Ağustos ayında o ürün grubunda kriz başlayacak! Herkesi etkileyecek

CHP'li Ömer Fethi Gürer, artan yem fiyatları, iklim değişikliği gibi nedenlerle süt krizinin yaklaştığını vurgulayarak küçük işletmelerin ve süt üreticilerinin büyük sıkıntılar yaşamaya başladığını belirtti.

CHP Niğde Milletvekili Ömer Fethi Gürer, artan yem fiyatları ve iklim değişikliği nedeniyle küçük işletmelerin hayvancılığı sürdüremediğini belirtti ve ağustos ayında süt krizinin ortaya çıkmasının olası olduğunu ifade etti.

TBMM'de düzenlediği basın toplantısında üreticilerin yaşadığı sorunlara dikkat çeken Gürer, süt piyasasındaki belirsizliklerin besicileri zorladığını vurguladı.

Gürer, ithal yem fiyatlarındaki sürekli artışın üreticileri büyük bir sıkıntıya soktuğunu belirterek, 50 kilogram süt yeminin fiyatının 600 lirayı geçtiğini söyledi.

Küçük aile tipi işletmelerin kendi yemini üretmemesi durumunda hayatta kalma olasılığının düştüğüne dikkat çeken Gürer, Arpa fiyatındaki yüzde 3'lük artışın bile benzer yem ürünlerindeki yüksek fiyat artışlarını dengelemekte yetersiz kaldığını ifade etti.

"KAŞAR PEYNİRİN KİLOSU 700'Ü BULDU"

Süt ürünlerinin raftaki fiyatlarının yükseldiğini belirten Gürer, “Rafta işlenmiş süt litresi 33 ile 45 lira aralığında satışa sunulurken, peynir fiyatları kilosu 400 liraya, kaşar peyniri ise 700 lirayı bulmuş durumda. Markalara göre ürün fiyatları ise değişiklik göstermektedir. İthal tereyağı özellikle İran’dan getirildiği söyleniyor. 2023 yılında TÜİK verilerine göre 6 bin 384 ton ithalat yapıldı ve 35 milyon 325 bin dolar yurt dışına ödendi.

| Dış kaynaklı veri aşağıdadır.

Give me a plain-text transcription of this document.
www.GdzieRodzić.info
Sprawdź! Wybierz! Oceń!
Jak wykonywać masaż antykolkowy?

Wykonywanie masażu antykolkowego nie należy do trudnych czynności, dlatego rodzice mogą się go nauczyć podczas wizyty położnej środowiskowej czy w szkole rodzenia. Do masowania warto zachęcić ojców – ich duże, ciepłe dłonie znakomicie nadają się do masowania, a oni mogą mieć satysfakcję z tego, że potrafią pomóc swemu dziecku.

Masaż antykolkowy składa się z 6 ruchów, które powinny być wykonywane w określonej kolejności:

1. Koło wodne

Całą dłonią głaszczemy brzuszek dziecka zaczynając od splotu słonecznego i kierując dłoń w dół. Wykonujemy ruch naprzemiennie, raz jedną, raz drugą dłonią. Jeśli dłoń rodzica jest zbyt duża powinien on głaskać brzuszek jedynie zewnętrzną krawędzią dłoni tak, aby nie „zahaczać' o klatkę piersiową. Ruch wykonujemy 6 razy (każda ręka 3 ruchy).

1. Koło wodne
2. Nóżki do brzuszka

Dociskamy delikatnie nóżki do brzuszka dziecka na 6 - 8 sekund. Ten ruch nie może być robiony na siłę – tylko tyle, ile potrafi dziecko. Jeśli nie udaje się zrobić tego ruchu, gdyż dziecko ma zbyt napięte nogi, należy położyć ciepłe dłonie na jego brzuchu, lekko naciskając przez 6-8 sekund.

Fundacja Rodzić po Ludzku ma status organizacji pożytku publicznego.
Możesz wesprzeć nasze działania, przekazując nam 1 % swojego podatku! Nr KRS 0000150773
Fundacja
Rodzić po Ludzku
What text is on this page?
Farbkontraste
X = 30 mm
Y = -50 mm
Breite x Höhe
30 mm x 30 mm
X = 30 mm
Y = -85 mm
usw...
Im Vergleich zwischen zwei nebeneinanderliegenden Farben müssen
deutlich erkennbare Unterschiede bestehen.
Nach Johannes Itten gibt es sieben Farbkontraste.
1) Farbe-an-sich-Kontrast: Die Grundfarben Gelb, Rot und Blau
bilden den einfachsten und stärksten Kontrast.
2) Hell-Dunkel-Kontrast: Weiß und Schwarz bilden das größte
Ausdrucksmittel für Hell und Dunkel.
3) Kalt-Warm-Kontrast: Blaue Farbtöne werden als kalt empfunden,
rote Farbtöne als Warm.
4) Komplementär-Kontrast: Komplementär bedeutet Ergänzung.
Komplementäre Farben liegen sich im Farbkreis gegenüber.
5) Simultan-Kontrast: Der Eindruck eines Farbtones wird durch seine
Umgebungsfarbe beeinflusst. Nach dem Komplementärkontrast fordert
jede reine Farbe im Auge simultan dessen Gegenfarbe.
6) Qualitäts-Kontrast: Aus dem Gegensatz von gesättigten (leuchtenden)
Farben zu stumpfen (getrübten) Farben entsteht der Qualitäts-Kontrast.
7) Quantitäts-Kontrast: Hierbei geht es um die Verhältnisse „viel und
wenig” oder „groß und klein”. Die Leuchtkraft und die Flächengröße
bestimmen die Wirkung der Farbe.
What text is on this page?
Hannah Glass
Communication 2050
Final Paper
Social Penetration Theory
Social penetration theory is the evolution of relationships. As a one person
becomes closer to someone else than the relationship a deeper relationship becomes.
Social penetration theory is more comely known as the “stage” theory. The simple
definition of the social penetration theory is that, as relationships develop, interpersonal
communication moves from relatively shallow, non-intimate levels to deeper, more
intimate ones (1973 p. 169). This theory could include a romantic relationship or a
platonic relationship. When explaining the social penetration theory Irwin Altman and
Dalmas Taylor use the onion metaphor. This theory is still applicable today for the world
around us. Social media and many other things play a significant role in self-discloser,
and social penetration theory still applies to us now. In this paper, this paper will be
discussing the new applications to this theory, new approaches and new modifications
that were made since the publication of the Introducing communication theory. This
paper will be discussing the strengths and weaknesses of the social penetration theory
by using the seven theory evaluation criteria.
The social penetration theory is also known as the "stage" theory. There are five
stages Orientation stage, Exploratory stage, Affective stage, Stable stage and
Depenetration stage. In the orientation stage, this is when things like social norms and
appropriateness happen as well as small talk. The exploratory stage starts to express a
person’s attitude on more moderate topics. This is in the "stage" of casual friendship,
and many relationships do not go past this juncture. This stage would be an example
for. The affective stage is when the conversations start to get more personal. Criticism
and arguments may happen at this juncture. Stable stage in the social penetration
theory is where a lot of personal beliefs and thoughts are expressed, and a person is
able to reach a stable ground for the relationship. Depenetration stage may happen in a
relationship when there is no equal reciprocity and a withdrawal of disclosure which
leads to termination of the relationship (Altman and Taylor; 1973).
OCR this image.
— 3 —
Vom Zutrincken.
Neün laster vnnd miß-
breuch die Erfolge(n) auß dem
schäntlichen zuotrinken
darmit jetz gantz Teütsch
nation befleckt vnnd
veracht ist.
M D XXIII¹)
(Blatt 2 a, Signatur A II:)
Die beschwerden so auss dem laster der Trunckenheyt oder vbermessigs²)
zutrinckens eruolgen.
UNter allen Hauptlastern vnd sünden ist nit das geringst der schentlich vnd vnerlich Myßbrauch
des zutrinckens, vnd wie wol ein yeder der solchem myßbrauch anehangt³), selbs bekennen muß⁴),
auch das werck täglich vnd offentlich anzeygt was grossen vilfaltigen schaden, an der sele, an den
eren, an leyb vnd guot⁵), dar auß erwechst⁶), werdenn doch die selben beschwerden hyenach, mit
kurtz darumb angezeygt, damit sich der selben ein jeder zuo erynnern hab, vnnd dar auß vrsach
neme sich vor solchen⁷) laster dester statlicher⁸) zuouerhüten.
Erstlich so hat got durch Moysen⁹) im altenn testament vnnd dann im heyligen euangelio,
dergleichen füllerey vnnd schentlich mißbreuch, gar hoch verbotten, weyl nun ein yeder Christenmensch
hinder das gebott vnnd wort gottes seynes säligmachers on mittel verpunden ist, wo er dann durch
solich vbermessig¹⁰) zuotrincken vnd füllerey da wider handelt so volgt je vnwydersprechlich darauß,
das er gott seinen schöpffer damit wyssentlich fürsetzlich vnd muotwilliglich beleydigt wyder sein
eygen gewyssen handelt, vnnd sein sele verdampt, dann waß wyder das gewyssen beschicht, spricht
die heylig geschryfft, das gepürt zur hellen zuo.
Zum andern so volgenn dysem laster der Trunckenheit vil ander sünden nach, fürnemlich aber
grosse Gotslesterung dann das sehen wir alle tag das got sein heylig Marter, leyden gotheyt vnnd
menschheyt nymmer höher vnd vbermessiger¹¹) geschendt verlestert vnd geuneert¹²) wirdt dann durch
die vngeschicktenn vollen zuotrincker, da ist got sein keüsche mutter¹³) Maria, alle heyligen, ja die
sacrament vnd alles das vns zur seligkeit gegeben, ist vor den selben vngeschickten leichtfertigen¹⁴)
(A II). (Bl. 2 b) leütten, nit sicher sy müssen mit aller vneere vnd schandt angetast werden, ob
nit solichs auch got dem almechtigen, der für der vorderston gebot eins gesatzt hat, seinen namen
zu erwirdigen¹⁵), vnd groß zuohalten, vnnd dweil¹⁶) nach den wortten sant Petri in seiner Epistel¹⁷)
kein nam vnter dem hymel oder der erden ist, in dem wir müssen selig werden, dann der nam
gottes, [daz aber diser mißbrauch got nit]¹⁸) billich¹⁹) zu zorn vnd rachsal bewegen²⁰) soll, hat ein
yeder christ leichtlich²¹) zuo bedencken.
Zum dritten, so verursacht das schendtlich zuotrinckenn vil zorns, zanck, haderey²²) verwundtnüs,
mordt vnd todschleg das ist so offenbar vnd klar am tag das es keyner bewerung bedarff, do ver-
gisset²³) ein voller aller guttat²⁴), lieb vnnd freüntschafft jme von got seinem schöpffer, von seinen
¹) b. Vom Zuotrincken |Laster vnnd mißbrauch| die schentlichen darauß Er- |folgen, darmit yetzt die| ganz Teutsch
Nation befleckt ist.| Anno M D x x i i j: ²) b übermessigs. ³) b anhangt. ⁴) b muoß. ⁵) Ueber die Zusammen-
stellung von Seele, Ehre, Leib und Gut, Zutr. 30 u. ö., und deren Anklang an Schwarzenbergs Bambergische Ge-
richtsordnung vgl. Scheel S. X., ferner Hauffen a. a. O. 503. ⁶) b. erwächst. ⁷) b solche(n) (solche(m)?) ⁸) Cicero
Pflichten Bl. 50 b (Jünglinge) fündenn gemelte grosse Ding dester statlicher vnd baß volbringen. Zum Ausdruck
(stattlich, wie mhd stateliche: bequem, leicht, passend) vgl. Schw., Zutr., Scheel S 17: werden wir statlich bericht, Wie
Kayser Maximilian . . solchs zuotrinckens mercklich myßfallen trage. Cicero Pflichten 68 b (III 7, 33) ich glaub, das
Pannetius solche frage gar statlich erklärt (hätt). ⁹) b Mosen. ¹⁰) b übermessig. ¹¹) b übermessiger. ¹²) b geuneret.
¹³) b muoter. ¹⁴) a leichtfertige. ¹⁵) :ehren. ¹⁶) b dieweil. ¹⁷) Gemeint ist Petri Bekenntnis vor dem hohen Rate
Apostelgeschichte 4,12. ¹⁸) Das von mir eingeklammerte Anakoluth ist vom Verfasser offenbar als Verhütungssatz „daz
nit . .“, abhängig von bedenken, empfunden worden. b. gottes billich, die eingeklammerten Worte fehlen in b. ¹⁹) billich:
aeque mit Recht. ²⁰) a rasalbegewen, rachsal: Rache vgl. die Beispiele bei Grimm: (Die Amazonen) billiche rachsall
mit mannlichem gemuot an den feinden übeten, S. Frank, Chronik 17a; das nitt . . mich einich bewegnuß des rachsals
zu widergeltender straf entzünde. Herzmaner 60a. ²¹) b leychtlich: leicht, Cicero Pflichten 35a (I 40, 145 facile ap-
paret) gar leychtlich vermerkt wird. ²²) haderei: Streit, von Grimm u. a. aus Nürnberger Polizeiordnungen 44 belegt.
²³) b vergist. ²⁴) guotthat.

Bu yılın ilk beş ayında ise 3 bin 129 ton ithalat karşılığında 16 milyon 953 bin TL ödendi” dedi.

"KRİZ RİSKİ ARTIYOR"

Türkiye'deki süt üretimindeki sorunlara ve çiğ süt piyasasındaki belirsizliklere dikkat çeken Gürer, "Süt ineklerinin 2020 yılında kesime gitmesi nedeniyle süt üretiminde ciddi düşüşler yaşandı" diye konuştu.

Süt piyasasında yaşanan mevsimsel artışın ardından sanayicilerin mevcut sütleri kalite, katkı maddesi, koku ve tat gibi nedenlerle almaktan kaçındığını kaydeden Gürer, “Sanayiciler, mevsimsel süt artışını bahane ederek fiyatları olabildiğince düşük tutuyor ve üreticiden doğrudan ürün almayı daraltıyor. Bunun yerine, aracı süt müteahhitleri aracılığıyla ucuza süt almayı tercih ediyorlar. Süt pazarında belirsizlikler ve kriz riski artıyor" ifadesinde bulundu.

"AİLE TİPİ İŞLETMELER EZİLİYOR"

Gürer, süt tozu ithalatına ilişkin verileri de paylaşarak, “2023 yılında Türkiye'ye 687 ton süt tozu ithal edilip 2 milyon 669 bin dolar ödendi. Ancak, 2024 yılının ilk beş ayında ithal süt tozu miktarı 340 ton oldu ve 952 bin dolar yurt dışına ödendi. Bir yanda ithalat lobisi, diğer yanda ihracat lobisi arasında küçük aile tipi işletmeler ezilmektedir” dedi.

Gürer, süt tozu ithalatının acilen durdurulması gerektiğini belirterek, “Tereyağı ve peynir üreticilerini koruyacak, aynı zamanda sanayiciyi de zor durumda bırakmayacak politikalar geliştirilmelidir. Hayvan refahını sağlayacak yatırımlara ağırlık verilmeli ve özellikle önümüzdeki dönemde sütte oluşacak düşüş göz önünde bulundurularak gerekli önlemler alınmalıdır” dedi.

Gürer, çözüm üretilmemesi durumunda ithalatın devam edeceğini, raftaki peynir, süt, yoğurt ve tereyağı fiyatlarının artacağını, üreticinin sıkıntıya düşeceğini ve tüketicinin pahalı ürün almaya devam edeceğini ifade ederek, “Bu dengeyi sağlamak ve politika olarak düzenlemek, siyasi iktidarın sorumluluğu ve görevidir” değerlendirmesini yaptı."